Regarding getting specific font data from file
I am developing one application in java(swing) font converter. In which I have to upload .doc file .Then if that file contains marathi,english text then I want to change marathi font to unicode.My converter program is completed.Now problem is that how I get marathi font or any other non unicode font from file whcih I want to unicode?
Thanks in advance.
So after some very short wiki research, can I assume you are using Devan鈍ar?script? If so can I assume the docs are using ISCII encoding?With a little google help I found this: http://office.microsoft.com/en-us/word/HP030745551033.aspx
I think I have not clearly mentioned my question.
I want to do like this...
1.Opening a .doc file in my java program(currently I am using text files)
2.Read that .doc file which contains different fonts data.
3.Then get data which is from dvbttyogesh font and convert it to unicode.
At this stage my program can convert the whole file which is in dvbttyogesh font
to unicode.
font is to unicode like apples is to oranges
Unicode assigns a number to a character.
A charset or encoding is what is used to represent the character as bytes.
A font is used to draw the character to the screen.
You are reading in bytes, and you want to assign unicode values to those bytes. You keep using the word 'font' when font really isn't related to converting it to unicode. What encoding are these docs in? UTF8? UTF16? ISCII?
If this were chinese, you might have a BIG5 charset, but you could have any number of fonts to draw those characters to the screen. You are missing an important step in this conversion.
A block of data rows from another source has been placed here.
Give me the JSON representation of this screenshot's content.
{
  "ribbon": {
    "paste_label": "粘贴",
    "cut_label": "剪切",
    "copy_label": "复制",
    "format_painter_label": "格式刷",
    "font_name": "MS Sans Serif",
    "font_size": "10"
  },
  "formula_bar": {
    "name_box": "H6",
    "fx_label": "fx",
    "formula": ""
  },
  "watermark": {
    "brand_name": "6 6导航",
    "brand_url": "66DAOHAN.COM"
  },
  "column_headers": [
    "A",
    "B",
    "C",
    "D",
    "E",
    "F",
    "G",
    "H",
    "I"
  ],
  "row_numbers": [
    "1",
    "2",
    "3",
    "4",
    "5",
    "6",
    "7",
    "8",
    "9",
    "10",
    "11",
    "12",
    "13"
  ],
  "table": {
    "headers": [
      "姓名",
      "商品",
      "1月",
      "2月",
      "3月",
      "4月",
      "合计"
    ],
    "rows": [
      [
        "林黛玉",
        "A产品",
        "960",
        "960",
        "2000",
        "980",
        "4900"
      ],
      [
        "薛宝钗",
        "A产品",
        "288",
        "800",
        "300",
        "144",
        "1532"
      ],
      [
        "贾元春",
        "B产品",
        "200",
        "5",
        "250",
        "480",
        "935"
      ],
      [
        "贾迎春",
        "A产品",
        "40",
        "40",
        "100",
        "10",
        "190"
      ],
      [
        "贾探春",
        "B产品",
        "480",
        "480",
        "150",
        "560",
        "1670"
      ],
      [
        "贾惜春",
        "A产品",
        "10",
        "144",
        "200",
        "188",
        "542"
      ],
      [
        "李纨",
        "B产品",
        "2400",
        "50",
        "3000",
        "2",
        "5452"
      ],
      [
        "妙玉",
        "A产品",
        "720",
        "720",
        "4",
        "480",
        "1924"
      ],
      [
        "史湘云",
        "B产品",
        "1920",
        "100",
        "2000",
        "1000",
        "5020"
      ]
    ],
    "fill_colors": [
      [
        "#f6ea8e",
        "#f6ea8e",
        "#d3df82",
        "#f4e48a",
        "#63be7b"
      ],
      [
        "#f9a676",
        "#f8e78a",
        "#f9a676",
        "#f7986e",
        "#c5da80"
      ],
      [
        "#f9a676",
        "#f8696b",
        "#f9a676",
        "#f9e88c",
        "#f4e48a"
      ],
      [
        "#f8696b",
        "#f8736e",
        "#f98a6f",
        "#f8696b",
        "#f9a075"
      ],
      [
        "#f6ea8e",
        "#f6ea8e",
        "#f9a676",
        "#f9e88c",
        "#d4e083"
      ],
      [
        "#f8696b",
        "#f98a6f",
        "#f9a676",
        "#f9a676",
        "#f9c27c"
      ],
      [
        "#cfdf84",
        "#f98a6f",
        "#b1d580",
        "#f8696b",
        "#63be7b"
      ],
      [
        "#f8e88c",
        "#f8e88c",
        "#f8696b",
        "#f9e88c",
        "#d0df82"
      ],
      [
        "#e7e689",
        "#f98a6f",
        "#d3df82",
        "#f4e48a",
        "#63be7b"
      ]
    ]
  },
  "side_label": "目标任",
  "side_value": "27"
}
I am sorry. I want to do like this..Parse a doc/odt file and extract text with a particular font tag, convert this text using our converter and then put back the converted unicode text into o/p file in place of the extracted fileand rest of the file remains intact.
I clearly understand what you are saying. Do you clearly understand what I am saying? You are just dismissing what I say as if I don't know what you are doing.
If you are talking about a Microsoft Word Doc, then it is probably encoded in ISCII as stated here http://office.microsoft.com/en-us/word/HP052584541033.aspx
The other link I posted is a conversion tool to do exactly what you are asking. What you are asking is like asking me to convert 'Times New Roman' to Unicode, they aren't the same types of things so there is no real conversion.